Like 700,000 other Rohingyas, Ali and his family resigned themselves to fleeing to neighbouring Bangladesh. They had to cross a river and walk for three days. "We had to swim among the dead bodies in the river I used to play in as a child," he recalls. Even today, every August 25th, the Rohingya commemorate those days of violence.

As a refugee at Cox's Bazar, Ali kept up his writing. But his verses began to take on another dimension, as he also wanted to remember everything he was seeing. Through his work with humanitarian organisations and journalists, whom he guided through the makeshift shelters, he collected hundreds of testimonies. "I wrote everything down in notebooks. Little girls raped, murders, corruption, hunger, deplorable sanitary conditions," he says. "And I hope that one day it will serve to bring justice."

Because of these actions, armed militias stationed within the camp threatened to kill him. "I had to hide for several months," he says. "But it was also thanks to this that I was able to leave Bangladesh. The associations mobilised to offer me a way out."

Keeping the Rohingya culture alive at all costs

Even though Ali was able to reach Canada a year ago, he continues to be reminded of Cox’s Bazar every time he speaks to his relatives. "My parents and siblings are still there," he says. "They tell me that conditions are getting worse month after month. There is more and more insecurity. Every time there is bad weather, the shelters are destroyed. Diseases are proliferating," he says.
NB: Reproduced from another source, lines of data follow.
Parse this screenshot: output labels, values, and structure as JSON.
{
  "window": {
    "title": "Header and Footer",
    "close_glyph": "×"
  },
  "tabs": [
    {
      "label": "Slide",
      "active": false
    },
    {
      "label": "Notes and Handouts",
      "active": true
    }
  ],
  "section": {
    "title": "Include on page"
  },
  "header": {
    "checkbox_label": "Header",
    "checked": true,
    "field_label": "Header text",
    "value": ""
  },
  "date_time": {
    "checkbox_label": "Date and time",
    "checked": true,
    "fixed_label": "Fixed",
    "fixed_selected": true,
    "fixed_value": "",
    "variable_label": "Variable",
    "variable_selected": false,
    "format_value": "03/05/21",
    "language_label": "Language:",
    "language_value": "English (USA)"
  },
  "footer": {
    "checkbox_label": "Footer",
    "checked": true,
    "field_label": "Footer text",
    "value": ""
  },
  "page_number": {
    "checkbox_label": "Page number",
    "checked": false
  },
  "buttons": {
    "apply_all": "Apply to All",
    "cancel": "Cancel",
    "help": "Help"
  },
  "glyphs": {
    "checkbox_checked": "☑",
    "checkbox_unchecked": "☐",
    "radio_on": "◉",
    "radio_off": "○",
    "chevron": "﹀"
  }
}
According to Médecins Sans Frontières (MSF), cases of dysentery have increased by 50% compared to 2019 in the camps and skin infections, such as scabies, are exploding. The Rohingya are also concerned about the increase in crime, as around 100 murders have been committed in five years, according to an AFP count. Some of the victims include community leaders who are probably targeted in vendettas by insurgents. Young people, with no prospects for the future, are not allowed to leave the camps or to work. To relieve the camps, the Bangladeshi authorities have transferred some 30,000 refugees to Bhashan Char, an island off the Bay of Bengal.

The young writer remains keen to help. When he is not lobbying the international community to recognise the "genocide" of his people, he is working hard to provide access to education for the children of Cox's Bazar, some of whom were born inside the makeshift camps. "Some of the children have been there for five years, during which time they have been deprived of an education. I refuse to let this be a sacrificed generation," he says. He has managed to set up two schools, with the help of local associations, where the pupils study the Burmese curriculum. "If one day, by some miracle, they return to Burma [Myanmar], they will be able to go back to school," says Ali.
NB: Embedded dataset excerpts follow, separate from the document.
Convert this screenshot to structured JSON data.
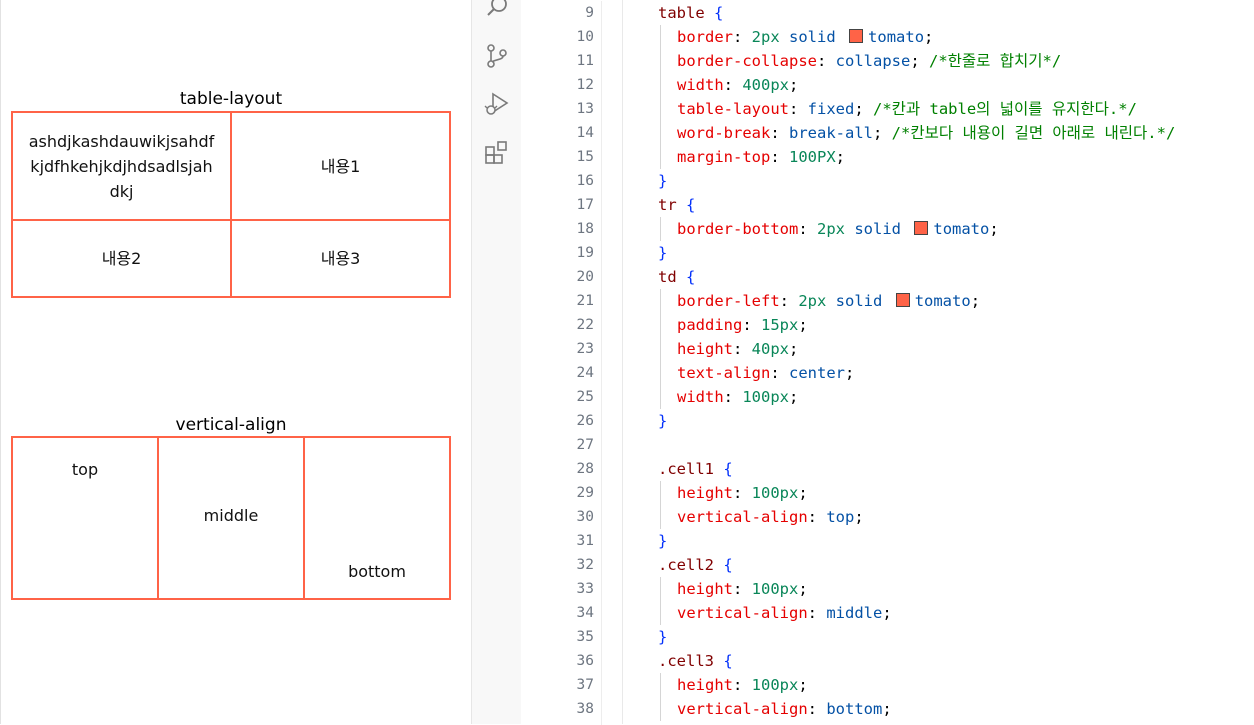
{
  "preview": {
    "caption1": "table-layout",
    "table1": [
      [
        "ashdjkashdauwikjsahdfkjdfhkehjkdjhdsadlsjahdkj",
        "내용1"
      ],
      [
        "내용2",
        "내용3"
      ]
    ],
    "caption2": "vertical-align",
    "table2": [
      "top",
      "middle",
      "bottom"
    ]
  },
  "activity_bar": [
    "search-icon",
    "source-control-icon",
    "run-debug-icon",
    "extensions-icon"
  ],
  "editor": {
    "line_numbers": [
      "9",
      "10",
      "11",
      "12",
      "13",
      "14",
      "15",
      "16",
      "17",
      "18",
      "19",
      "20",
      "21",
      "22",
      "23",
      "24",
      "25",
      "26",
      "27",
      "28",
      "29",
      "30",
      "31",
      "32",
      "33",
      "34",
      "35",
      "36",
      "37",
      "38"
    ],
    "code": {
      "l9": {
        "selector": "table"
      },
      "l10": {
        "prop": "border",
        "val1": "2px",
        "val2": "solid",
        "color": "tomato"
      },
      "l11": {
        "prop": "border-collapse",
        "val": "collapse",
        "comment": "/*한줄로 합치기*/"
      },
      "l12": {
        "prop": "width",
        "val": "400px"
      },
      "l13": {
        "prop": "table-layout",
        "val": "fixed",
        "comment": "/*칸과 table의 넓이를 유지한다.*/"
      },
      "l14": {
        "prop": "word-break",
        "val": "break-all",
        "comment": "/*칸보다 내용이 길면 아래로 내린다.*/"
      },
      "l15": {
        "prop": "margin-top",
        "val": "100PX"
      },
      "l17": {
        "selector": "tr"
      },
      "l18": {
        "prop": "border-bottom",
        "val1": "2px",
        "val2": "solid",
        "color": "tomato"
      },
      "l20": {
        "selector": "td"
      },
      "l21": {
        "prop": "border-left",
        "val1": "2px",
        "val2": "solid",
        "color": "tomato"
      },
      "l22": {
        "prop": "padding",
        "val": "15px"
      },
      "l23": {
        "prop": "height",
        "val": "40px"
      },
      "l24": {
        "prop": "text-align",
        "val": "center"
      },
      "l25": {
        "prop": "width",
        "val": "100px"
      },
      "l28": {
        "selector": ".cell1"
      },
      "l29": {
        "prop": "height",
        "val": "100px"
      },
      "l30": {
        "prop": "vertical-align",
        "val": "top"
      },
      "l32": {
        "selector": ".cell2"
      },
      "l33": {
        "prop": "height",
        "val": "100px"
      },
      "l34": {
        "prop": "vertical-align",
        "val": "middle"
      },
      "l36": {
        "selector": ".cell3"
      },
      "l37": {
        "prop": "height",
        "val": "100px"
      },
      "l38": {
        "prop": "vertical-align",
        "val": "bottom"
      }
    }
  },
  "colors": {
    "tomato": "#ff6347"
  }
}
"When we talk about the massacre of the Rohingya, we think of the physical abuse and violence. But our culture and language are also being attacked," he says. "By being refugees, we lose our cultural roots. We have to fight against that. If our culture survives, so does our ethnicity."

Ali continues to devote the rest of his time to his passion – filling up pages. "I want to continue writing, be published in several countries, continue fighting for my people and encourage the international community to act," he says. In March 2022, the US was the first country to recognise the "genocide" perpetrated by the Burmese army against the Rohingya. The poet concludes: "A people, since decades, for being a Muslim minority, still under the blade and bullet. Still in hostile oppression, still in rape and incarceration. Still in fire and fear. Ah! What violence!"

This article is a translation of the original in French.